Over the past month, TSL has published a spirited exchange
between members of the first-year class about the issue of Pomona College’s
divestment from the fossil fuel industry. As a Pomona alumnus who recently completed my Ph.D. in climate science at
Stanford University, I am delighted that divestment is grabbing attention and
creating vigorous debate. And as a
child of Alaska who once watched nearby glaciers erode in every direction, I feel
compelled to add my voice to the chorus demanding change.

I will not belabor the case for immediate action on climate
change; thankfully, as a college we already stand essentially united about the
gravity of the climate crisis. President Oxtoby has repeated its urgency even as the college has demurred
over divestment. To those who
remain unconvinced about the severity of climate change, I point you to this
by Bill McKibben, the clearest statement of our generation’s
defining challenge that I have encountered in my years of climate research.

Any discussion of fossil fuel divestment at an institution
of higher learning must start from this fundamental hypocrisy: Our colleges and universities are touting a
mission of preparing us to thrive in the future, while simultaneously profiting
off an industry that is actively endangering our future. This conflicting position is simply
untenable, and it is catalyzing student action around the nation. This hypocrisy will taint every
statement of Pomona’s core values until divestment is done. 

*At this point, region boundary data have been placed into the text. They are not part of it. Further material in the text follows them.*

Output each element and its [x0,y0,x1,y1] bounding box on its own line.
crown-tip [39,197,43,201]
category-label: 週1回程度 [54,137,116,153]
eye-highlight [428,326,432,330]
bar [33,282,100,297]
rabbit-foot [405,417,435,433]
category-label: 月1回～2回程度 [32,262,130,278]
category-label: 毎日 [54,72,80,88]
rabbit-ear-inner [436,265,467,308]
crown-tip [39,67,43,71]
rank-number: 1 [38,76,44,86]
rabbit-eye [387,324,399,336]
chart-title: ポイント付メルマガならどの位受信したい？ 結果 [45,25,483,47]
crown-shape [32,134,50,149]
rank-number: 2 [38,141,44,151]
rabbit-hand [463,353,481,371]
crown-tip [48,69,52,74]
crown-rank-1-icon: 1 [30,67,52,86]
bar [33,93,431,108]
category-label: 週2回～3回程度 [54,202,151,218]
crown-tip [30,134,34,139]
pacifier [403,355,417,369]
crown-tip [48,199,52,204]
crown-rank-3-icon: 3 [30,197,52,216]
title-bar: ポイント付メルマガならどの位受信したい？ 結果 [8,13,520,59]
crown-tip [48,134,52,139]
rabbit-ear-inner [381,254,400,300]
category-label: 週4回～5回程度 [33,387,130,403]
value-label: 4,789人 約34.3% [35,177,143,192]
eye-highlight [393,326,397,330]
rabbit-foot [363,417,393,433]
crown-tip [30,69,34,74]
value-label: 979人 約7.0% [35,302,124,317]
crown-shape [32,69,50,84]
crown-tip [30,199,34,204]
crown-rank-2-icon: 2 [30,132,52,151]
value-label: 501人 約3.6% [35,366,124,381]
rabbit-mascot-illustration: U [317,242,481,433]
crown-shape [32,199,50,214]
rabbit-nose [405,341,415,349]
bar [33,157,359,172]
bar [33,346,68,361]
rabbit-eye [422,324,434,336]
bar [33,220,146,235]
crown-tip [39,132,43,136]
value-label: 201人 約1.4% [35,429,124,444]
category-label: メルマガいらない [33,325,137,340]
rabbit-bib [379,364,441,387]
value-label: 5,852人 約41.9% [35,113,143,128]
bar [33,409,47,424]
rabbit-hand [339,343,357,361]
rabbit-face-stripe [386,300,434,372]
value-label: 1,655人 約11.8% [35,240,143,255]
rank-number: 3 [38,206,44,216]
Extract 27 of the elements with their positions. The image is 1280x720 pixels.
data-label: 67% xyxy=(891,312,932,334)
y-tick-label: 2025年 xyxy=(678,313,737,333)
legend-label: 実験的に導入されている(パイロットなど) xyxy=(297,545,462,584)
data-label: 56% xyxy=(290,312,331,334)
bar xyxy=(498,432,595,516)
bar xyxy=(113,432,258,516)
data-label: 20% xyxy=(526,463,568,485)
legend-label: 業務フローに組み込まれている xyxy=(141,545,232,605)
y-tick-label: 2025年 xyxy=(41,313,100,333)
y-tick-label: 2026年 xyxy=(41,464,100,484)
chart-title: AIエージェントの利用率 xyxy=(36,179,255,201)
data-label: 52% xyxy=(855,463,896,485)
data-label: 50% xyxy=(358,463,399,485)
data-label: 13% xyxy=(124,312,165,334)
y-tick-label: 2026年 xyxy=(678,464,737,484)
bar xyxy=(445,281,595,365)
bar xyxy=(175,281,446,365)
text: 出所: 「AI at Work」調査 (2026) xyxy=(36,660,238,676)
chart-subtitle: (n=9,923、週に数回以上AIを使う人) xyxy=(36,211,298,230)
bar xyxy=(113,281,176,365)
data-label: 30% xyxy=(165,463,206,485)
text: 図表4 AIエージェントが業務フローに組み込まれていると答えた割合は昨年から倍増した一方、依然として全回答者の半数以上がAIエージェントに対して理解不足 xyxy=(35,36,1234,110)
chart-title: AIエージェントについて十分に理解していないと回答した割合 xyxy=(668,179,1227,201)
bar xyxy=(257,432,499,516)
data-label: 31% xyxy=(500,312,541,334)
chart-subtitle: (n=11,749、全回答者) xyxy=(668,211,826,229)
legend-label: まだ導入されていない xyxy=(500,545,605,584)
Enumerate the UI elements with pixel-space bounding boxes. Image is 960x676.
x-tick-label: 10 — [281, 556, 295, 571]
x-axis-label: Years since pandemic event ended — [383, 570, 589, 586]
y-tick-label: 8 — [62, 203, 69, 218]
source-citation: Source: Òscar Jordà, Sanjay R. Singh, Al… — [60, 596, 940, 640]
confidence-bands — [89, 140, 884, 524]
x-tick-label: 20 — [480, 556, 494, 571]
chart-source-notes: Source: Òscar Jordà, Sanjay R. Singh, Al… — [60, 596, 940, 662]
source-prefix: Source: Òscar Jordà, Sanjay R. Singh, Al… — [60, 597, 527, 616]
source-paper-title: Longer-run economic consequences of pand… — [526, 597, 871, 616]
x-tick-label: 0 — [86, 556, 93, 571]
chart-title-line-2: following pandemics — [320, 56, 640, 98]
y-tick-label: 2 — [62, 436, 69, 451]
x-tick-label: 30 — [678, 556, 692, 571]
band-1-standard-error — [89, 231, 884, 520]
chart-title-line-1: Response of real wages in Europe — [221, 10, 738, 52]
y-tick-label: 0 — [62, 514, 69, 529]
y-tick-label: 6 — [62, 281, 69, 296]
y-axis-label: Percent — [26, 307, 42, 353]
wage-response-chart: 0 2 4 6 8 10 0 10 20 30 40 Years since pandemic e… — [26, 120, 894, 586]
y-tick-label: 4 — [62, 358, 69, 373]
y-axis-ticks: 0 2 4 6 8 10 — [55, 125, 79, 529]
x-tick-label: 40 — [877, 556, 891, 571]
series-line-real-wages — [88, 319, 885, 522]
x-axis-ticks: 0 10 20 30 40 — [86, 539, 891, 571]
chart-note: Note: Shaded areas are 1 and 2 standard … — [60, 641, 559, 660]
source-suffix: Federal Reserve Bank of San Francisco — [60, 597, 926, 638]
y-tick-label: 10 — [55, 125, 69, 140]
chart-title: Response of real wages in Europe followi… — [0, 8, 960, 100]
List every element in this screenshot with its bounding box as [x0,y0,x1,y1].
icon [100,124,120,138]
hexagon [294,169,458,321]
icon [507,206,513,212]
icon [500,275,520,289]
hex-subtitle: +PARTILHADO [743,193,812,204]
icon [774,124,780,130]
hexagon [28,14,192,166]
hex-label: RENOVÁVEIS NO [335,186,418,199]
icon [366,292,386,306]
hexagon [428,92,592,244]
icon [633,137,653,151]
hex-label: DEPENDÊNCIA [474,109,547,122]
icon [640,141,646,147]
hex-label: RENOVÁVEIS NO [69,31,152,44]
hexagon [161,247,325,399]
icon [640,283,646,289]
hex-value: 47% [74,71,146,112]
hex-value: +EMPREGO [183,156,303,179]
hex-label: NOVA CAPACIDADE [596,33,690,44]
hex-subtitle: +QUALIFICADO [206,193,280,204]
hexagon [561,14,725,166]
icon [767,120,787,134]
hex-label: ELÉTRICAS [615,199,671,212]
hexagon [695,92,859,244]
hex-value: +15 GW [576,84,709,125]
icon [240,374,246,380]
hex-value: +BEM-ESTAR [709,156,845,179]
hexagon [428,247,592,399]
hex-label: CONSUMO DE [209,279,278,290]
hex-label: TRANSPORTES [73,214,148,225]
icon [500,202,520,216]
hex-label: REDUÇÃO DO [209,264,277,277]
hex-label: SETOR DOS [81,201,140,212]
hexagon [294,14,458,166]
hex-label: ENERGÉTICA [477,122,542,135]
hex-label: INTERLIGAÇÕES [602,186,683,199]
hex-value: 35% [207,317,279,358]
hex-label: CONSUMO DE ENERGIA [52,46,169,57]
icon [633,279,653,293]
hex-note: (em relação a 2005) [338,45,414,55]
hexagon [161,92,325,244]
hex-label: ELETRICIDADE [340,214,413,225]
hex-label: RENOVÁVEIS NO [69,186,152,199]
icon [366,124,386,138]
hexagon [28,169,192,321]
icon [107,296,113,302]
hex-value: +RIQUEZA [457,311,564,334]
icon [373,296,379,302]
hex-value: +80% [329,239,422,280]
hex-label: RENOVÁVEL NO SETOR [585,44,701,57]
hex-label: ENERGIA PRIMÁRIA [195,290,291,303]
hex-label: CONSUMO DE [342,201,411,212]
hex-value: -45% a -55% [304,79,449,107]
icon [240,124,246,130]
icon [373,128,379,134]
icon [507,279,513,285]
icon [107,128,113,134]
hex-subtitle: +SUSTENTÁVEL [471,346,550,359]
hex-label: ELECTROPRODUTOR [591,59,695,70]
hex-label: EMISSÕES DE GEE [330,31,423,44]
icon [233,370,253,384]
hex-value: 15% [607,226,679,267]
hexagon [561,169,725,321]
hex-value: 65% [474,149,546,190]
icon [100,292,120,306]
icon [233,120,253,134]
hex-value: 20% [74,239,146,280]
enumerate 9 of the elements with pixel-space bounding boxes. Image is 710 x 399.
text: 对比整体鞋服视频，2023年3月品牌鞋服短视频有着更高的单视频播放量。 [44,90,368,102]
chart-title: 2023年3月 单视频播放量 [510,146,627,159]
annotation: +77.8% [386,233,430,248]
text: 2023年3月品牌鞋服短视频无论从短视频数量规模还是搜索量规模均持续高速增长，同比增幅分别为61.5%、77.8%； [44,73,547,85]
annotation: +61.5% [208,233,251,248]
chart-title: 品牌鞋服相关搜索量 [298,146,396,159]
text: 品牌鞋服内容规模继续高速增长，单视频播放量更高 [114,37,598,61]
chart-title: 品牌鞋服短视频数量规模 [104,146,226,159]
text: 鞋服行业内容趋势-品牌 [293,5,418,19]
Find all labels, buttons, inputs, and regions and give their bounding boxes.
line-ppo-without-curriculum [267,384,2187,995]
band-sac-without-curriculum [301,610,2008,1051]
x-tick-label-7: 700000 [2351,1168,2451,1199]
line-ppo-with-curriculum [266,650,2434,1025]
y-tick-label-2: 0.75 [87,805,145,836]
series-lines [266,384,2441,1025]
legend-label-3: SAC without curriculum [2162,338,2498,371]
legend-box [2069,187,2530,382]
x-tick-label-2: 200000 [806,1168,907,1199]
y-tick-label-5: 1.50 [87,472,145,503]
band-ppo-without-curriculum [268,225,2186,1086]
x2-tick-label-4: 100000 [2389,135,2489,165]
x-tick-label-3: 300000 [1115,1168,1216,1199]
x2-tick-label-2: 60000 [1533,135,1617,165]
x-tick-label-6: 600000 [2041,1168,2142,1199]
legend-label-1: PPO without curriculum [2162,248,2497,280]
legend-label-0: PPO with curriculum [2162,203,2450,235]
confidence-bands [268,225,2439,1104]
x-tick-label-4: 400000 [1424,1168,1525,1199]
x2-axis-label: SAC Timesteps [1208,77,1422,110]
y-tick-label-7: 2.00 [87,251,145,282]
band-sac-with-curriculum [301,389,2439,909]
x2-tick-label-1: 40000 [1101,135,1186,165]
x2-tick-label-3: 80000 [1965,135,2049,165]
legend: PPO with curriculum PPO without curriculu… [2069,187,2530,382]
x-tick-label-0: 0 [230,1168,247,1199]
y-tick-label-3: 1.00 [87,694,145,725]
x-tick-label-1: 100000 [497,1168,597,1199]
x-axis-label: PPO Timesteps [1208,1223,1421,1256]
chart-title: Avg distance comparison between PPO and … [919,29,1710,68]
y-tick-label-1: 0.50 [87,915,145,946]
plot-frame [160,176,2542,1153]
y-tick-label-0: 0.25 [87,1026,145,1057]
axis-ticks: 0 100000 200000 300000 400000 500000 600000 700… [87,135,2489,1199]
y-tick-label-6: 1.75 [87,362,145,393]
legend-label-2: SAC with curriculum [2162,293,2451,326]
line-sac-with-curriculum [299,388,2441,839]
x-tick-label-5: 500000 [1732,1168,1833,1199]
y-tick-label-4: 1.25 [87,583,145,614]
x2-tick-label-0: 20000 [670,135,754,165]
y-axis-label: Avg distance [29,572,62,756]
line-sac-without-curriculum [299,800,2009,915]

In his March 27 piece, Pablo Ordóñez suggests that rather
than divesting, Pomona should “engage
directly with the fossil fuel companies to set standards for sustainability.”  The April 10 response from Eliza Burke and Isaac Harris was spot-on in pointing out that the very nature of fossil
fuel extraction is fundamentally unsustainable, making “standards for
sustainability” meaningless in this context.

I will take the response one step further. It is important for Pomona’s students
to recognize that fossil fuel corporations cannot be persuaded, reasoned with or bargained with; our hope cannot be placed in them to change their practices. As with all corporations, they have one
function and one function alone: to generate profits. As Naomi Klein points out in her excellent book This Changes Everything, three decades
of “coddling conservatives” and attempts to find palatable, market-based solutions have altogether failed. 

As they have repeatedly shown, fossil fuel corporations will
continue extracting dirtier, more extreme fuels despite the warnings of every
major scientific organization in the world; despite the screams of protestors seeking
to protect their lands; despite the floods of Bangladesh and the swallowing of
the Maldives; despite catastrophic spills and explosions; despite the fires and
droughts of the American West; despite the superstorms and ice sheet collapses
and species extinctions. They will
certainly continue extracting despite any effort Pomona might make to
“engage directly with them.” 

We cannot work with the fossil fuel industry to create
climate change solutions. Rather,
the solution lies in delegitimizing these corporations and the current
economic system that they largely created and from which they continue to reap
massive profits. That
delegitimization—the growing effort to undermine the public credibility of
the fossil fuel-based economy—is where divestment comes in.

Pomona must divest from fossil fuels. With recent high-profile
divestment action from Stanford, Syracuse and the University of Maine, the
divestment movement is primed to truly sweep the nation. This action is especially timely in
light of the much-anticipated United Nations Climate Change Conference in Paris
this coming winter, an event considered to be the greatest chance for far-reaching and legally binding climate change action since Copenhagen in 2009.

Pomona should be a leader in the divestment
movement, not be pulled into the future kicking and screaming. Pomona can no longer hide behind the
prospect of lost revenues—many other institutions have taken the great moral
stand of divestment without significant financial hardship. The investment
alternatives are there, and the moral imperative for divestment only
grows. Among the nation’s
top-rated colleges with one of the highest per-student endowments, Pomona is in
a position to make a true difference in the climate movement. The time is now.

Zachary Brown PO ’07 recently received his Ph.D. in climate science at Stanford University, and is
working to create an institute for education and research in remote Alaska.